I circa 500mila studenti che attualmente frequentano la quinta superiore, per essere ammessi alla maturità, dovranno solo «partecipare» ai test, a prescindere quindi dal giudizio ottenuto. Che non influenzerà, pertanto, l’accesso agli esami; nè tanto meno peserà sul voto finale. A differenza invece della scuola-lavoro, oggi rinominata «Percorsi per le competenze trasversali e per l’orientamento».
Lo scrive Il Sole 24 ore che ha sentito Anna Ascani.
E allora i ragazzi, per partecipare agli esami di stato 2020, dovranno, obbligatoriamente, aver svolto le ore minime di formazione scuola-lavoro nel triennio, vale a dire almeno 90 ore nei licei, almeno 150 nei tecnici, almeno 210 nei professionali.
L’alternanza, poi, varrà anche all’esame vero e proprio, in particolare al colloquio orale, nel corso del quale dovranno relazionare sull’esperienza “on the job” svolta attraverso una breve relazione o un elaborato multimediale.

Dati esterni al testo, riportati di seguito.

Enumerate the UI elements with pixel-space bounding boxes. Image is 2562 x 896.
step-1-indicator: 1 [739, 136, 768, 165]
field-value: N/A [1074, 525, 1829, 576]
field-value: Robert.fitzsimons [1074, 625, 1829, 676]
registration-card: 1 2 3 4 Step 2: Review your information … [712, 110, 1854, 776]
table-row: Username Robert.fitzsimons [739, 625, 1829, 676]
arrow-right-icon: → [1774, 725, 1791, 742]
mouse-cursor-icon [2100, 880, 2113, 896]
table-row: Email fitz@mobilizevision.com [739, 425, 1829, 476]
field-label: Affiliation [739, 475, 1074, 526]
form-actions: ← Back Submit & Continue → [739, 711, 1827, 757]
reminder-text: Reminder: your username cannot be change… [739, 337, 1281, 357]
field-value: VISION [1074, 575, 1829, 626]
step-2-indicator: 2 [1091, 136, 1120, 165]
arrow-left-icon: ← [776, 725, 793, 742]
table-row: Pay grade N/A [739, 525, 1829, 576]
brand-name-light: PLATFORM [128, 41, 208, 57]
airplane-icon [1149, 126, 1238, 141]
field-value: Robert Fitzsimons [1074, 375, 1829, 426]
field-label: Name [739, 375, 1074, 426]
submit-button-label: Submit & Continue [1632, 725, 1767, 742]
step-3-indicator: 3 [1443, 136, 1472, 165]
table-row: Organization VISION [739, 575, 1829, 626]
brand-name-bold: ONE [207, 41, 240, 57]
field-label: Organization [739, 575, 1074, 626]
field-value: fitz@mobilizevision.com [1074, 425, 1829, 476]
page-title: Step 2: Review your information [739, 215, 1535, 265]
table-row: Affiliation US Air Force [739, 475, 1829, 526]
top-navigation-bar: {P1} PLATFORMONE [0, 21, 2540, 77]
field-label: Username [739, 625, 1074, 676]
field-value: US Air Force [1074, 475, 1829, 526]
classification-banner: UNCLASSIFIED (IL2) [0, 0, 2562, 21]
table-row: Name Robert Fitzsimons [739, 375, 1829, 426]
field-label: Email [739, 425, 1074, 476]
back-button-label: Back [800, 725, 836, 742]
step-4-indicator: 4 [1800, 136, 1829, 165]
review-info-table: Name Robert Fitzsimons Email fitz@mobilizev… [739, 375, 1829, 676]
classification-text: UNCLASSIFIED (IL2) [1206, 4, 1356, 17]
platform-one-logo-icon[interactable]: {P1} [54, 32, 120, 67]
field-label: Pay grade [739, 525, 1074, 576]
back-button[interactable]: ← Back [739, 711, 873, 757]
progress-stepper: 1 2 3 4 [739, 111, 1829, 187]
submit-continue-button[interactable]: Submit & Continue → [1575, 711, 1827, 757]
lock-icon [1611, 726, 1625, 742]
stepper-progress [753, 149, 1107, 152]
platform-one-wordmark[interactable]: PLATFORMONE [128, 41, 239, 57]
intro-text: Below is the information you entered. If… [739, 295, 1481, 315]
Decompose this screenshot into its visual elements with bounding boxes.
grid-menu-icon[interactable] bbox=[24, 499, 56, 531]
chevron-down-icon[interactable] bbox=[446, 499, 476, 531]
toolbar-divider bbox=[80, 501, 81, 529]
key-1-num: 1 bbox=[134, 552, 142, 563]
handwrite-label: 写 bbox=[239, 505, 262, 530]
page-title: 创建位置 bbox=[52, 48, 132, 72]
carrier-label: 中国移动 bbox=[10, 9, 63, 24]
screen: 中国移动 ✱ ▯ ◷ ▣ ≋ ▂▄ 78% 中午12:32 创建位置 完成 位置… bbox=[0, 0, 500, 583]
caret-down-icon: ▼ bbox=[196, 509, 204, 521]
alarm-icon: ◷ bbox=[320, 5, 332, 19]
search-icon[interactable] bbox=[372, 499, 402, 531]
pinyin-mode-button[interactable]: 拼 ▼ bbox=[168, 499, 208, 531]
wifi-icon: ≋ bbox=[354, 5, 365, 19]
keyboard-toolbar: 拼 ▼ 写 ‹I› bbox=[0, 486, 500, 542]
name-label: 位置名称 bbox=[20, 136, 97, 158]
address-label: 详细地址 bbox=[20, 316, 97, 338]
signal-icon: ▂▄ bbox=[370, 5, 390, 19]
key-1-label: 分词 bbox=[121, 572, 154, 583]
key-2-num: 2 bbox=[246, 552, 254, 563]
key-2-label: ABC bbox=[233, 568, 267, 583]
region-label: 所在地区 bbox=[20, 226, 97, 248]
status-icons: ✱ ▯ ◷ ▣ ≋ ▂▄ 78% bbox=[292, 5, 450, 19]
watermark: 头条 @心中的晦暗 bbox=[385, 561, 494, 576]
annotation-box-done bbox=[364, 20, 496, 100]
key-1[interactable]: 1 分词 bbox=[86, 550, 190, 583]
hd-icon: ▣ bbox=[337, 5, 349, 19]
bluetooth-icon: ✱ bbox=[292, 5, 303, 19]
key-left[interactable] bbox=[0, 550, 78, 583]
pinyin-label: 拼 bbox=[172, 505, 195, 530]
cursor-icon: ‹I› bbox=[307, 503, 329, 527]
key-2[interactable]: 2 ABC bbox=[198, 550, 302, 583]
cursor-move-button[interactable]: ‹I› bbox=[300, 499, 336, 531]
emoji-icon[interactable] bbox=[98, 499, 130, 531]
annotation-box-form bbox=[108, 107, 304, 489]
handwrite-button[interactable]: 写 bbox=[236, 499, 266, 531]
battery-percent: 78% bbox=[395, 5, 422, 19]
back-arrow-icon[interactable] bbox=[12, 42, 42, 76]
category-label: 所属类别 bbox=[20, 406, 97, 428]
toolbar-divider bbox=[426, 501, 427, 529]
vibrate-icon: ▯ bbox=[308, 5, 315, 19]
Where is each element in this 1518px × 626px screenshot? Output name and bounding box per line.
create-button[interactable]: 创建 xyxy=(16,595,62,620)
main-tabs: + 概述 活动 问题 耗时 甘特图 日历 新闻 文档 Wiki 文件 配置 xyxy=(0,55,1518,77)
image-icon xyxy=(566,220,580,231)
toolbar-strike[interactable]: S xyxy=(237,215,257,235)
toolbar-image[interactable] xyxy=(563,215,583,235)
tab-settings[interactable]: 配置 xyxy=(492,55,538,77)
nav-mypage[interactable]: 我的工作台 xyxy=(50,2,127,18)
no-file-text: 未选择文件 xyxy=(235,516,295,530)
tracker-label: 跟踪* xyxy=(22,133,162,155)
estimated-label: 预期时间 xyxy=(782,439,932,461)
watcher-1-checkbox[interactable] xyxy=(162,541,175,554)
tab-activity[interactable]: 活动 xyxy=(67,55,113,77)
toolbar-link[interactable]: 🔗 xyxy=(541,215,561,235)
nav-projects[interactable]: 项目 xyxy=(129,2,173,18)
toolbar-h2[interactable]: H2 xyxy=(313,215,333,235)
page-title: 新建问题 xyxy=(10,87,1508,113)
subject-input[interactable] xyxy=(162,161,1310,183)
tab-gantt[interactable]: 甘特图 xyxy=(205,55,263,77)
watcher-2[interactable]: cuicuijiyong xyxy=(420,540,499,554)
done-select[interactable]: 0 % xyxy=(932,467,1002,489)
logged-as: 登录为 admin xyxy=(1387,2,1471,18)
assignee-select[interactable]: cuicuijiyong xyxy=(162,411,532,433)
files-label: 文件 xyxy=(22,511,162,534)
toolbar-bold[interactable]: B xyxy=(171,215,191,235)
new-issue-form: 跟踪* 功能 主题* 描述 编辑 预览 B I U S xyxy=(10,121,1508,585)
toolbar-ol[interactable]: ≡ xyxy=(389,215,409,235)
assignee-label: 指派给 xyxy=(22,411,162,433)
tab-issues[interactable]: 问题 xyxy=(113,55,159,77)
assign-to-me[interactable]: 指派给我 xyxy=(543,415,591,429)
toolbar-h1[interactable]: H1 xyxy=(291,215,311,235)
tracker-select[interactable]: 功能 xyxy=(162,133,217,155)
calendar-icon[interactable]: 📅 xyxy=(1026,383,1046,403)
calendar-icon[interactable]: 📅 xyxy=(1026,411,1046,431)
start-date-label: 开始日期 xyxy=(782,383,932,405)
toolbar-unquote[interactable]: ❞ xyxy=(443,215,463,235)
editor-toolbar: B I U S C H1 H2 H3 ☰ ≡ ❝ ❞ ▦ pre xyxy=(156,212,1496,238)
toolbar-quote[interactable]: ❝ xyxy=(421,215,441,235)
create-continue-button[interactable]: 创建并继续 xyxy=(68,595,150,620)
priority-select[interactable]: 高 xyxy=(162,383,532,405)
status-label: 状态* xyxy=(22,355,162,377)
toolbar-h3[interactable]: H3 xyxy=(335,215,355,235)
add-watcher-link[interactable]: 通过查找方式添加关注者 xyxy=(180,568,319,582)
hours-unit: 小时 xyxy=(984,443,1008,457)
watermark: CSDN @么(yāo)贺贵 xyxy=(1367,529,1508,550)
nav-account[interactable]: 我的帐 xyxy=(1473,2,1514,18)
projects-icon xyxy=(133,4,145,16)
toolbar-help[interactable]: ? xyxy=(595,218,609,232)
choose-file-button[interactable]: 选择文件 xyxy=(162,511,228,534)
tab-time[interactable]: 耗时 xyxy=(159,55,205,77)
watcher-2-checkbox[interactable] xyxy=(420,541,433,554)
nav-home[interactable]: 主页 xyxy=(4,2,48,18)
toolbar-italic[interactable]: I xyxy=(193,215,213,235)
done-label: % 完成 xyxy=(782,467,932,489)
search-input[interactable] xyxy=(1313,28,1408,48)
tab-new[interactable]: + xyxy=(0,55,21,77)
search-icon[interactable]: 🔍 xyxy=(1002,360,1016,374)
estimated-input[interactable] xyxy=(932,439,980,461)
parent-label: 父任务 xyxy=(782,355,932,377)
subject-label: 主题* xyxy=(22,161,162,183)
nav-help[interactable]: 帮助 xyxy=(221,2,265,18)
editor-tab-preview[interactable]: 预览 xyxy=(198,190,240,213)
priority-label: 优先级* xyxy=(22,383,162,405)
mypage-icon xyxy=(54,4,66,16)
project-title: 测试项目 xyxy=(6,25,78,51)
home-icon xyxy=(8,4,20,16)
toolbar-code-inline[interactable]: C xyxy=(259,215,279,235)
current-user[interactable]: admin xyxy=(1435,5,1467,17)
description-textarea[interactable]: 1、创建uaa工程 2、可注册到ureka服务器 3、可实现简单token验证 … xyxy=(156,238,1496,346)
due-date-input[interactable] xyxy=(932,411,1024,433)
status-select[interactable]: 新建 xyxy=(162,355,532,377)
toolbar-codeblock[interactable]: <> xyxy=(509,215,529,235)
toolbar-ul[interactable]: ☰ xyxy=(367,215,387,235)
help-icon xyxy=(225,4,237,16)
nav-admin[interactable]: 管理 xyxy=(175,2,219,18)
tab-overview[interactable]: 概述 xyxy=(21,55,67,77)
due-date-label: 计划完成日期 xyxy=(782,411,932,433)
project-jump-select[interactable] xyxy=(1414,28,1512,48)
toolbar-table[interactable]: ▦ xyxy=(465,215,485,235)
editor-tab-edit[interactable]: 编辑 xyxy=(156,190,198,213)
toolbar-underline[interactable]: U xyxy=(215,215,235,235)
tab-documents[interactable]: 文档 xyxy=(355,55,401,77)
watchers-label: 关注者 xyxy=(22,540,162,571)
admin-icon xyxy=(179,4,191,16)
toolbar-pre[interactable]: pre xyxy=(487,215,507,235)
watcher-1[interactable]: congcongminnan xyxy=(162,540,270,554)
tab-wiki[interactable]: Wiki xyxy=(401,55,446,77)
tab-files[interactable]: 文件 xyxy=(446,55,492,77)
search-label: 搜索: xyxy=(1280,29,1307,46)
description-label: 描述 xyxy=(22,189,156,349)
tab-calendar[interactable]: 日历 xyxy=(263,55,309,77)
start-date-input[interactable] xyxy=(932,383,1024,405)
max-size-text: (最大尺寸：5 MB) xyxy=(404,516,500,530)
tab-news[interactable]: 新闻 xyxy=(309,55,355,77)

Secondo la vice ministra dell’Istruzione, Anna Ascani «è una prova di serietà e responsabilità – spiega al Sole 24 Ore -. Le prove Invalsi non incideranno sul voto dell’esame; e, a mio avviso, debbono essere utilizzate come indicatore per misurare, in generale, il sistema scolastico. Sono utili cioè per conoscere punti di forza e di debolezza; e in quest’ultimo caso, possono aiutare il ministero a mettere in campo azioni di accompagnamento a vantaggio dei singoli istituti più in difficoltà».
Nessun ripensamento è previsto, mentre lo stesso Invalsi, in questi anni, «ha fatto un lavoro per far evolvere lo strumento».
«Auspico tuttavia un aumento di ore e fondi almeno nei tecnici e professionali. Del resto, le nuove linee guida consegnate agli istituti servono innanzitutto a chiarire che non si tratta di snaturare la scuola o di chiedere alle imprese di fare scuola. Si tratta di dare ai ragazzi la possibilità di comunicare con il mondo esterno. E, al tempo stesso, di dare la possibilità alle imprese di conoscere quello che si fa a scuola».